Melting pot or mosaic? Cities are dynamic, but ethnic enclaves that preserve some traditions help give cities their character.
That's why it's important to continue to build housing - so kids don't have to move away from their families and vice versa for their parents.
When I see this type of analysis, and think about the rapid rise in mixed race couples, I wonder how they report/how much of this is just a reporting error.
It isn't just self segregation by wealth.
If you could move to a nice area which was 60% black and buy a house for $400,000 OR you could move to an area EXACTLY as nice but was 95% white and buy a house for $500,000, which would you choose?
Which would the typical black family pick?
Which would the typical white family pick?
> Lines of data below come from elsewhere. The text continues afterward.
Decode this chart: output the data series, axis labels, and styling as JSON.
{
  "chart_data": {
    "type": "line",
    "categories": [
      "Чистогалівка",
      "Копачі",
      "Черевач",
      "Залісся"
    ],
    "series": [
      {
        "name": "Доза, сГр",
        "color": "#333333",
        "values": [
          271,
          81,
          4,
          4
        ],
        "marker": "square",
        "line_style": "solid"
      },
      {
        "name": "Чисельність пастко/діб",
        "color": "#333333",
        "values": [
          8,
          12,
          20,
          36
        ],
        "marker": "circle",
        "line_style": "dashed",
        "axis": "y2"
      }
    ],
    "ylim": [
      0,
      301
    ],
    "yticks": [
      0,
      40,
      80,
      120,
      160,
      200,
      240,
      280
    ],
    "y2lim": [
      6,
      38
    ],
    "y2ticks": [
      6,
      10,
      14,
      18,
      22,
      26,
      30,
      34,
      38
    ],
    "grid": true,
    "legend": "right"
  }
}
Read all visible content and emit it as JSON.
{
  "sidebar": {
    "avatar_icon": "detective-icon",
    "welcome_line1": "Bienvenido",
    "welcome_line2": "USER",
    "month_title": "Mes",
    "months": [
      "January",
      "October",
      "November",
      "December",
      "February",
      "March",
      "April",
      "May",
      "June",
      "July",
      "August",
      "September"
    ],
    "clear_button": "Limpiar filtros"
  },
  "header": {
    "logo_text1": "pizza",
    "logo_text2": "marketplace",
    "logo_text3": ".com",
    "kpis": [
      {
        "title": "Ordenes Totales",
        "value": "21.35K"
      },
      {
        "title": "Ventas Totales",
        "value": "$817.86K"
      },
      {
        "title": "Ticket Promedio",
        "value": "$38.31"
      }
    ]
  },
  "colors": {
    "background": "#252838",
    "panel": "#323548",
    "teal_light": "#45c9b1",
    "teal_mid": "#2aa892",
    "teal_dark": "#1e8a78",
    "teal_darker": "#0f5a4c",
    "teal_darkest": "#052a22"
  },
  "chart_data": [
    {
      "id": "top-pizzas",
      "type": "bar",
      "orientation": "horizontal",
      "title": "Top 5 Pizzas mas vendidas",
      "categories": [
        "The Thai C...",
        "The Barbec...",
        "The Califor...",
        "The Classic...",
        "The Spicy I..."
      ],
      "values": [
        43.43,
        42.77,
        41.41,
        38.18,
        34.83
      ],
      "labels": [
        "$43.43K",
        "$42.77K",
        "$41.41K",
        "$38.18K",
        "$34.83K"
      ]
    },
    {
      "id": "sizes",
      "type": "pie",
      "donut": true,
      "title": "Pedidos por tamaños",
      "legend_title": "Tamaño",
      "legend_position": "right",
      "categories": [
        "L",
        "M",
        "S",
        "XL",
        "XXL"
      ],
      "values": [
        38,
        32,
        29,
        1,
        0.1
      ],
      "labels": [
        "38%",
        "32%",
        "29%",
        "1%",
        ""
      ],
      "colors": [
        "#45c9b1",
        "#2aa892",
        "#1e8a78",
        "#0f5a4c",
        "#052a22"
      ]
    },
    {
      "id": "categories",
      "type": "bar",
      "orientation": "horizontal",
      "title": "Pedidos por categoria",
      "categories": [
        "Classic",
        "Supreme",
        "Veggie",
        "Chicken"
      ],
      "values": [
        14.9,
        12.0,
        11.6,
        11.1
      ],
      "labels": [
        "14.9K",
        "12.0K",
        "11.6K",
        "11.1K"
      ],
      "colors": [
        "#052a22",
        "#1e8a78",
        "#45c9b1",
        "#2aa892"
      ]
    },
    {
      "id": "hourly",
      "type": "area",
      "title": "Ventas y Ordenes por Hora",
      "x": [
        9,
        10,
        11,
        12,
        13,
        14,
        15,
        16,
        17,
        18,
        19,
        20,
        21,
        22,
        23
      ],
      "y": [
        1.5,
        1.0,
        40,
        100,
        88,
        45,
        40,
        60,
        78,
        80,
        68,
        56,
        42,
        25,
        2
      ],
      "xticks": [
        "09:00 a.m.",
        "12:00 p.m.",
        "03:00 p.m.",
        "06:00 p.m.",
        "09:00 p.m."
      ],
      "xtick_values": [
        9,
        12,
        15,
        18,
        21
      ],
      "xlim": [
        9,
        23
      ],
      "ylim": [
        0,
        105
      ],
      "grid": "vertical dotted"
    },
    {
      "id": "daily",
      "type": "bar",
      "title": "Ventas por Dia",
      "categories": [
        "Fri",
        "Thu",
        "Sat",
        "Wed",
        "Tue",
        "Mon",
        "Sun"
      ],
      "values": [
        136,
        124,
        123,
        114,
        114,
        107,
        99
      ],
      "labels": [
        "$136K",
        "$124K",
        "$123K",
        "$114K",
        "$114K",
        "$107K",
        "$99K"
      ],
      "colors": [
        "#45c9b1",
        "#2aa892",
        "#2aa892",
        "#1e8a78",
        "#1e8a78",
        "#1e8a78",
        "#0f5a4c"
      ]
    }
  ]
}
Which ones would the real estate agent mention to you?
I don't know how this index is computed but I suspect the change is related to the overall decline in the fraction of the population that is white.
What looks like a decline in self-segregation could be gentrification, leaving blacks and many others with nowhere to go.
How about demographics? The US is just less White every year.
The White population of the US was 223,553,265 in 2010, and decreased to 204,277,273 by 2020.
Self-segregating is harder when intermarriages are booming.